Certainly William, who has done so much himself to end royal froideur by insisting that his wife's family, the Middletons, are included in royal gatherings, will be excused if he feels a little envy at opportunities being extended to Harry and his fiancee.
And what about Prince Charles? For years, he had to suppress his great irritation that Camilla remained excluded from so many family get-togethers — until he made her his wife.
One thing that Meghan will be grateful to avoid is the scramble for the best bedrooms — en-suite dressing rooms are particularly prized. When Prince Edward and the Countess of Wessex celebrated their first Christmas there as a married couple, such was the pressure on space that they were given separate bedrooms. Instead of sleeping under the Queen's roof at Sandringham House, Meghan and Harry are expected to billet themselves with William and Kate at Anmer Hall, the Cambridges' country house a short drive away.
So what is in store for Meghan, and how will she bear up to all those royal eccentricities as she scatters some Hollywood glamour over this most traditional of gatherings?
The first thing she will have to get used to is that the royals follow the German custom of handing out presents on Christmas Eve.

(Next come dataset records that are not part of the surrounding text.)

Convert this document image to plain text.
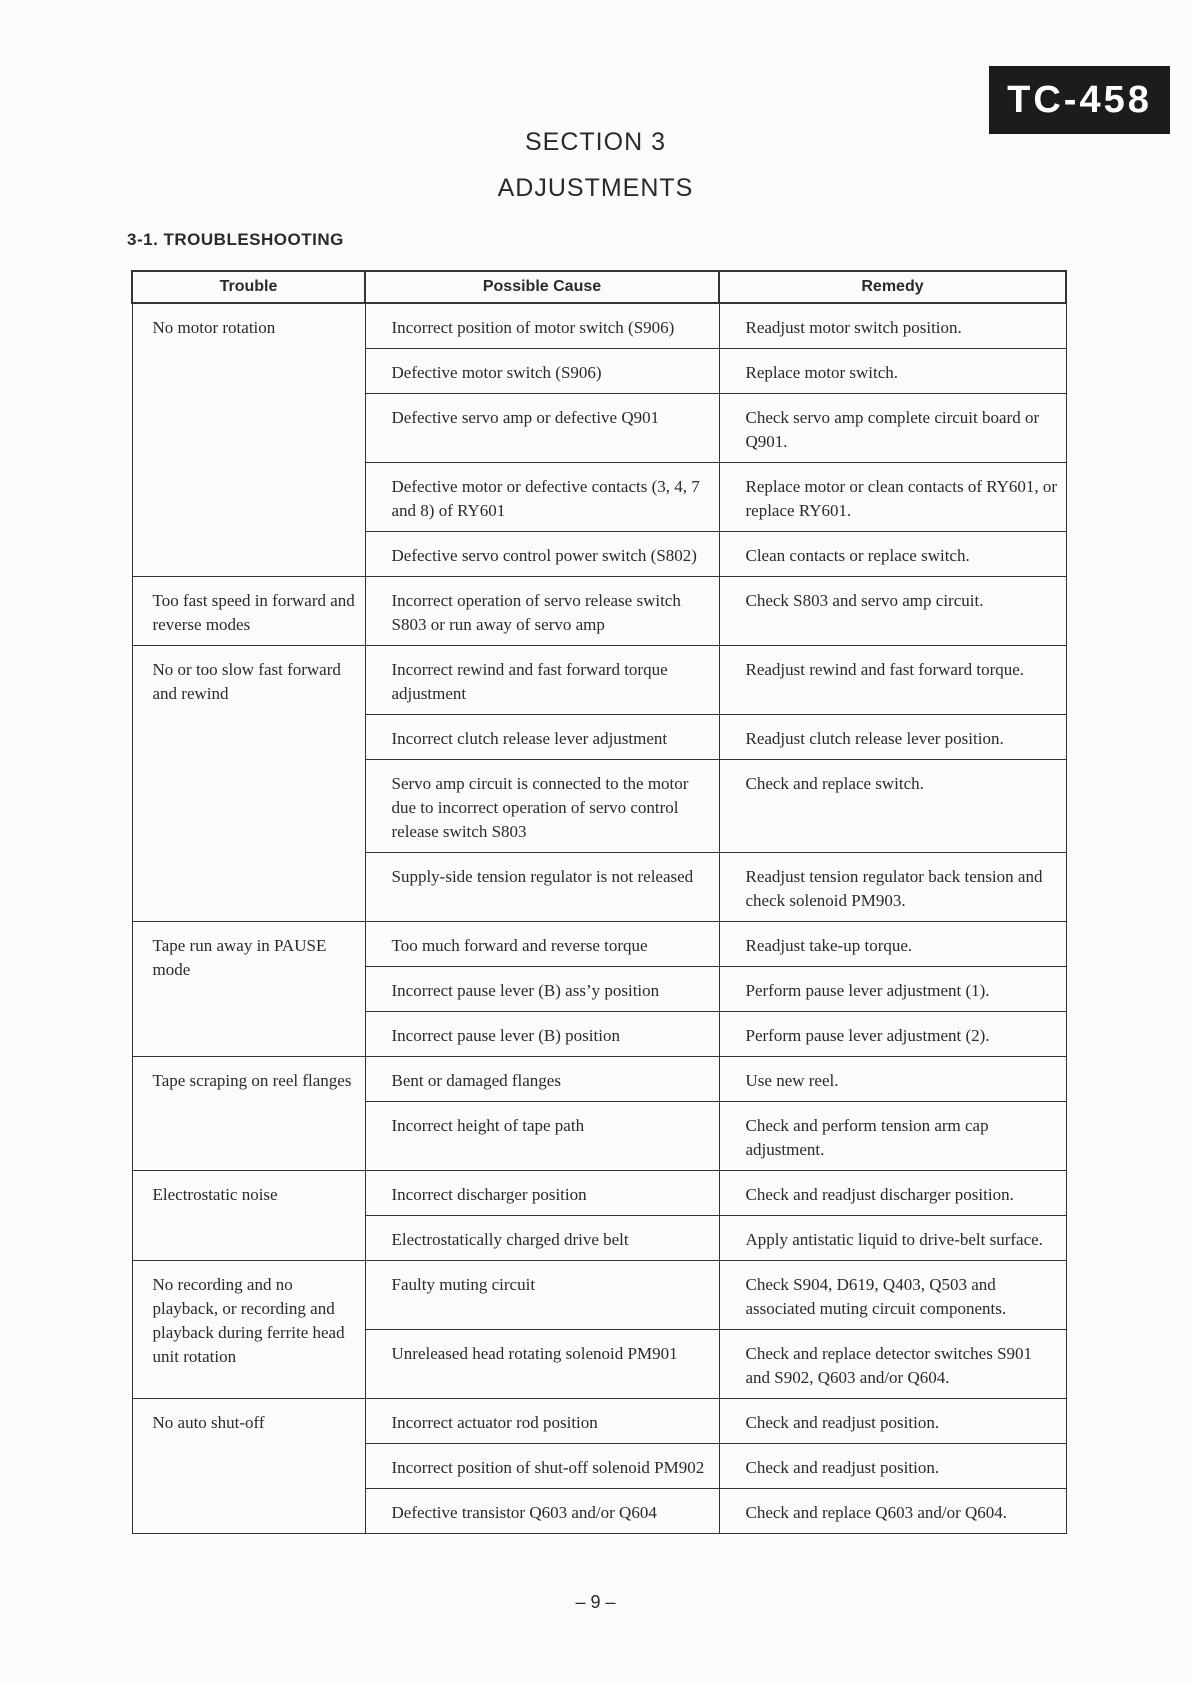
TC-458
SECTION 3
ADJUSTMENTS
3-1. TROUBLESHOOTING
Trouble	Possible Cause	Remedy
No motor rotation	Incorrect position of motor switch (S906)	Readjust motor switch position.
	Defective motor switch (S906)	Replace motor switch.
	Defective servo amp or defective Q901	Check servo amp complete circuit board or Q901.
	Defective motor or defective contacts (3, 4, 7 and 8) of RY601	Replace motor or clean contacts of RY601, or replace RY601.
	Defective servo control power switch (S802)	Clean contacts or replace switch.
Too fast speed in forward and reverse modes	Incorrect operation of servo release switch S803 or run away of servo amp	Check S803 and servo amp circuit.
No or too slow fast forward and rewind	Incorrect rewind and fast forward torque adjustment	Readjust rewind and fast forward torque.
	Incorrect clutch release lever adjustment	Readjust clutch release lever position.
	Servo amp circuit is connected to the motor due to incorrect operation of servo control release switch S803	Check and replace switch.
	Supply-side tension regulator is not released	Readjust tension regulator back tension and check solenoid PM903.
Tape run away in PAUSE mode	Too much forward and reverse torque	Readjust take-up torque.
	Incorrect pause lever (B) ass’y position	Perform pause lever adjustment (1).
	Incorrect pause lever (B) position	Perform pause lever adjustment (2).
Tape scraping on reel flanges	Bent or damaged flanges	Use new reel.
	Incorrect height of tape path	Check and perform tension arm cap adjustment.
Electrostatic noise	Incorrect discharger position	Check and readjust discharger position.
	Electrostatically charged drive belt	Apply antistatic liquid to drive-belt surface.
No recording and no playback, or recording and playback during ferrite head unit rotation	Faulty muting circuit	Check S904, D619, Q403, Q503 and associated muting circuit components.
	Unreleased head rotating solenoid PM901	Check and replace detector switches S901 and S902, Q603 and/or Q604.
No auto shut-off	Incorrect actuator rod position	Check and readjust position.
	Incorrect position of shut-off solenoid PM902	Check and readjust position.
	Defective transistor Q603 and/or Q604	Check and replace Q603 and/or Q604.
– 9 –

Few of the presents are extravagant.
"When you have everything, you have to have something you can use, something practical rather than decorative," says a servant who has witnessed these scenes. "The Queen likes things for picnics or for a barbecue, a rug perhaps. Once, she unwrapped a washing-up apron and was thrilled."
Typically, the candlelit black-tie dinner, served at 8.30pm, will be potted Norfolk shrimps, locally shot game or a lamb dish followed by tarte tartin with brandy creme or a souffle, all served on the finest china and silverware. The next morning, after Prince George and Princess Charlotte open their stockings, Meghan and Harry will be readying themselves for the crowds who will greet them outside church.
If the weather is fine, the younger royals will walk. Then comes Meghan's most critical moment — Christmas Day lunch. It's traditional fare of turkey with all the trimmings and is followed by not one but two flaming Christmas puddings. Guests sit down at 1.15pm prompt and it's all over in an hour.
By the time she and Harry leave, Meghan will also have packed in a post-prandial walk and, of course, watched the Queen's Christmas message on television along with everyone else. Whether the actress suggests the family sit down to watch a couple of episodes of Suits after the monarch's message remains to be seen.